SCDLDS talk
by Manik Varma
Distinguished Scientist and Vice President Microsoft Research India
Large Language Models (LLMs), such as GPT4 and O1, have delivered game-changing reasoning and synthesis capabilities leading pundits to proclaim that we have entered a new age of LLM reasoning. Yet, LLMs can make mistakes while answering simple factual queries, such as “Who did Ashoka University hire most recently?”, and can fail spectacularly at complex tasks such as “Write a 2 page document summarizing the history of Ashoka University”. A peek under the hood reveals that these mistakes are often caused by failures of the retrieval model which is responsible for fetching relevant information from the web and private databases.
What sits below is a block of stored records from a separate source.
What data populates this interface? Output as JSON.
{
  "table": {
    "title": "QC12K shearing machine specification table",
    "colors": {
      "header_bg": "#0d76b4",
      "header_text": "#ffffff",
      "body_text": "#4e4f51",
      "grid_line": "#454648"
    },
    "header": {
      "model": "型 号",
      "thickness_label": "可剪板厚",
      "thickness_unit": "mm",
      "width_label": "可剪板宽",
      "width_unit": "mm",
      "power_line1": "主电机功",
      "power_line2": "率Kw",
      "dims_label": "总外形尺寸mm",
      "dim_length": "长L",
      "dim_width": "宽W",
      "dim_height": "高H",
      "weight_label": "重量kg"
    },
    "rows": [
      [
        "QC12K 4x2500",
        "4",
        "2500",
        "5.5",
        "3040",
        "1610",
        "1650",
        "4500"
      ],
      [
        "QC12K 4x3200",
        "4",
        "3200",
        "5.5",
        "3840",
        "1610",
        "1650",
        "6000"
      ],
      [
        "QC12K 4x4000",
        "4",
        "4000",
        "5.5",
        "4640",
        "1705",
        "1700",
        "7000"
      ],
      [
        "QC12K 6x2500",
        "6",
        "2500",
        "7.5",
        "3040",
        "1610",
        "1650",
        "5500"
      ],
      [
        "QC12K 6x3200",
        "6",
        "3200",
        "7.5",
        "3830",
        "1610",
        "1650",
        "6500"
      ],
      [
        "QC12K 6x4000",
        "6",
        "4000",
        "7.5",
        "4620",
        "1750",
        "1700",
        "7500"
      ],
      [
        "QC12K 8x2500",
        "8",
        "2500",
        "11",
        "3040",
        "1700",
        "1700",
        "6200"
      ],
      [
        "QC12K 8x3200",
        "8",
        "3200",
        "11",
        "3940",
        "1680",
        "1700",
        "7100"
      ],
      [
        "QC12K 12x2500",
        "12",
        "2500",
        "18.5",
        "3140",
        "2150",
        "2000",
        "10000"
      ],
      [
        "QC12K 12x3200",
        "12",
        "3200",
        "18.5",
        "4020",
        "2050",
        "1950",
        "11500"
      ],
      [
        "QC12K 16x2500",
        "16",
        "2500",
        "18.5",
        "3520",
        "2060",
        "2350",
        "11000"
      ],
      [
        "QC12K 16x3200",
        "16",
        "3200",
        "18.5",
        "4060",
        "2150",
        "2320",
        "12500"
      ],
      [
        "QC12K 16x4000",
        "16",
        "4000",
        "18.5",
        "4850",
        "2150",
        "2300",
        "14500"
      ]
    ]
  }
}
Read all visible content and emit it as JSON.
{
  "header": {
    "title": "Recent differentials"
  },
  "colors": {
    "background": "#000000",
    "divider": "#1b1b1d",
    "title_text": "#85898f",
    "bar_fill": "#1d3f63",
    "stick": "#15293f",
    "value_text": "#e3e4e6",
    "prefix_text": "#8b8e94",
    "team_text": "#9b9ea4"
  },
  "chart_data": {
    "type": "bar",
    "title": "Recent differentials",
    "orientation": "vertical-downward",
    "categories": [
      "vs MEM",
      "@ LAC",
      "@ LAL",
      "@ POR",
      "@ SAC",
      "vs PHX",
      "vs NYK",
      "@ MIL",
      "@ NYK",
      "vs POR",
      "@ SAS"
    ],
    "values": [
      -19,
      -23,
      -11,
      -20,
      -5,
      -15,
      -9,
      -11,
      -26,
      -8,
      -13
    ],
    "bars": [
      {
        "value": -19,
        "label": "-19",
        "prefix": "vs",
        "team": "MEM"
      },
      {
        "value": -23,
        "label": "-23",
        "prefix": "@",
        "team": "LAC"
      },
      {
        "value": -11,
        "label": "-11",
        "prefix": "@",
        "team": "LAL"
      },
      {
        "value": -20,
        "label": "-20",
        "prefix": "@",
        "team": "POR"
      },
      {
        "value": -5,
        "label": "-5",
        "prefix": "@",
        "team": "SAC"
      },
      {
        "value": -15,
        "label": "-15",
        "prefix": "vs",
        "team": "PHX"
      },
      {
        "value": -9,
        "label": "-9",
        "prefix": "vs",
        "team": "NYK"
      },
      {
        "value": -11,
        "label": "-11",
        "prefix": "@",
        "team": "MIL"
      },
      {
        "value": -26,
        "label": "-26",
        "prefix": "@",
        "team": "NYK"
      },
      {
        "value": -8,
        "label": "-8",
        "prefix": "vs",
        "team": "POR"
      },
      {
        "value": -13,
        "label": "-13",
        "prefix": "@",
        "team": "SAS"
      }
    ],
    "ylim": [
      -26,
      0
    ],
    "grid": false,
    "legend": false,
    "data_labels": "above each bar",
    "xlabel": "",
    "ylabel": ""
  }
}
Such retrieval failures can lead to particularly egregious responses when the information required for completing the task at hand is not present in the LLM itself and needs to be fetched from external sources.
In this talk, I will discuss what the architecture and flow might look like for a retrieval platform for large-scale AI workloads that can significantly reduce such retrieval failures and thereby lead to much better LLM responses. I will also discuss how we can build a state-of-the-art generative retrieval model that forms the core of the platform and which can accurately fetch documents in milliseconds in a cost-effective manner. Finally, I will share some empirical evidence on how such a retrieval model might benefit millions of users around the world. Most parts of my talk should be broadly accessible to a lay audience.